Mouthwash possibly linked to oral cancers
Earlier this month, a group of dental researchers in Glasgow, Scotland reported a link between frequent use of alcohol-based mouthwash (3 times per day) and oral cancers, such as mouth, throat, tongue and vocal cords.
A similar study came out of Australia in 2009. The theory is that alcohol “increases the permeability of the mucosa” to carcinogens, such as nicotine or acetylaldehyde (a breakdown product of the alcohol).
But other analyses have found no such significant link.
Certainly smoking, chewing tobacco, drinking and poor oral health are all risk factors for developing oral cancers.
And I suspect anyone that smokes, chews tobacco and has poor oral hygiene habits is much more likely to over use mouthwash.

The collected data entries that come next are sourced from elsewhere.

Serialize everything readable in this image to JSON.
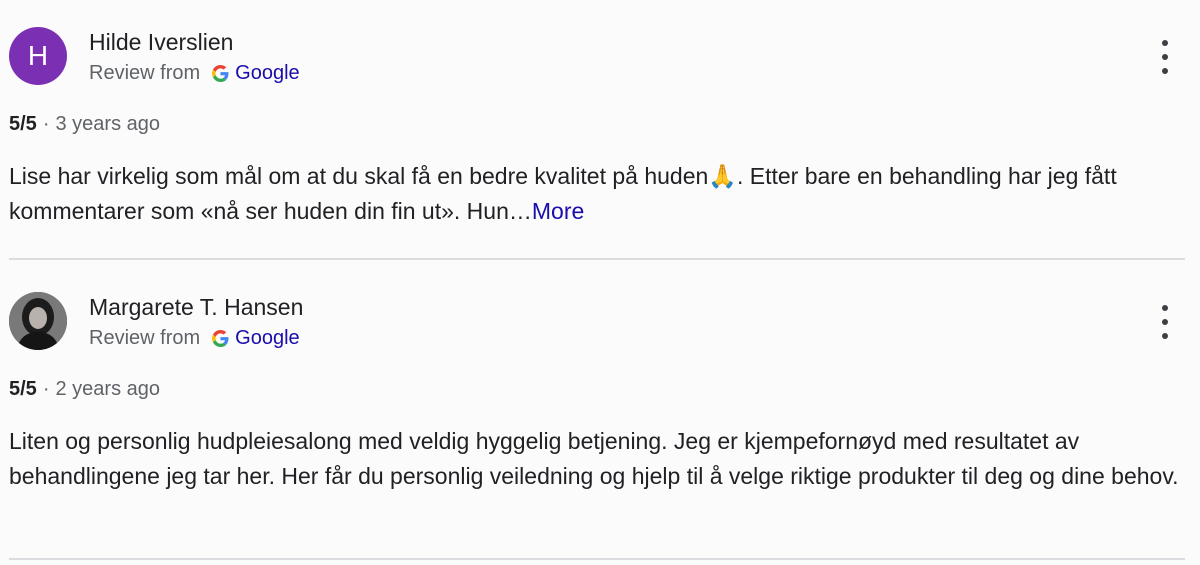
{
  "reviews": [
    {
      "author": "Hilde Iverslien",
      "avatar_letter": "H",
      "source_prefix": "Review from",
      "source_name": "Google",
      "rating": "5/5",
      "separator": "·",
      "time": "3 years ago",
      "text": "Lise har virkelig som mål om at du skal få en bedre kvalitet på huden🙏. Etter bare en behandling har jeg fått kommentarer som «nå ser huden din fin ut». Hun…",
      "more_label": "More"
    },
    {
      "author": "Margarete T. Hansen",
      "source_prefix": "Review from",
      "source_name": "Google",
      "rating": "5/5",
      "separator": "·",
      "time": "2 years ago",
      "text": "Liten og personlig hudpleiesalong med veldig hyggelig betjening. Jeg er kjempefornøyd med resultatet av behandlingene jeg tar her. Her får du personlig veiledning og hjelp til å velge riktige produkter til deg og dine behov."
    }
  ],
  "colors": {
    "avatar_purple": "#7b2fb3",
    "link_blue": "#1a0dab",
    "meta_gray": "#5f6368",
    "divider": "#dadce0"
  },
  "icons": {
    "menu": "more-vert-icon",
    "source": "google-g-icon"
  }
}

Which begs the question: Do healthy adults with good oral hygiene need to use mouthwash?
What do mouthwashes do?
Every time I walk down the dental care aisle at the drugstore, I am amazed at the number of mouthwashes available.
Mouthwashes make one or more of the following claims:
- Prevents cavities: These are the fluoride-based rinses available in a variety of colors and flavors. Very little fluoride clings to your teeth following a 60-second rinse, and is then quickly washed off by your saliva.
- Freshens breath: Most of these contain natural and artificial flavors (minty fresh!) to mask bad breath. Swishing can help remove food particles from between your teeth and temporarily sweeten your breath, but it does not take the place of proper tooth and gum care.
- Whitens teeth: These are basically hydrogen peroxide. The concentration is very low so that it won’t harm your gum tissue; however, it doesn’t have much of a bleaching effect, either.
- Kills germs that cause plaque and gingivitis: These are usually the alcohol-based products. Classic Listerine also contains menthol and eucalyptus oil. Killing germs helps bad breath, as well.
- Prevents tartar build up: Tartar is hardened plaque, the sticky stuff that develops on your teeth if you don’t brush regularly. If you control the plaque, you control the tartar.
The manufacturers would probably be thrilled if you bought more than one!
The alcohol-based products are those linked with oral cancers. Some of these mouthwashes have an alcohol content as high as 26%.
The alcohol also dries out your mouth, which causes more problems such as sensitive teeth, cavities and bad breath.
However, there are many mouthwashes that are alcohol-free, especially those marketed for kids.
Basic oral hygiene comes first
Keeping your mouth and teeth clean is important, but you really don’t need to spend extra money on mouthwash.
- Brush twice a day with an ADA-approved toothpaste that contains fluoride. Change your toothbrush or toothbrush head regularly. Related post: What’s in your toothpaste?
- Floss at least once a day.
- Drink more water throughout the day, especially after meals and snacks to help wash away or dilute the sugar that wants to stick to your teeth (plaque!).
- Snack on apples, carrots or celery. Hard foods such as these clean your teeth and help strengthen your gums.
- Don’t smoke or chew tobacco!
- See a dentist at least once a year. Tartar build up under your gum lines contributes to gum disease. A hygienist will scrape off this tartar.
If you have significant gum disease, a dentist might recommend an over-the-counter or prescription mouthwash to use for a short period of time.
An inexpensive, alcohol-free mouthwash for occasional use is fine (not three times a day!). But if you are trying to control bad breath, you might want to consider what you are eating. Most bad breath comes from the stomach, and is a result of poor digestion.
Related post: Home remedies for gas and bloating
Taking care of your teeth and gums is important to overall health (and oral cancer prevention), but doesn’t need to be expensive. Save money where you can.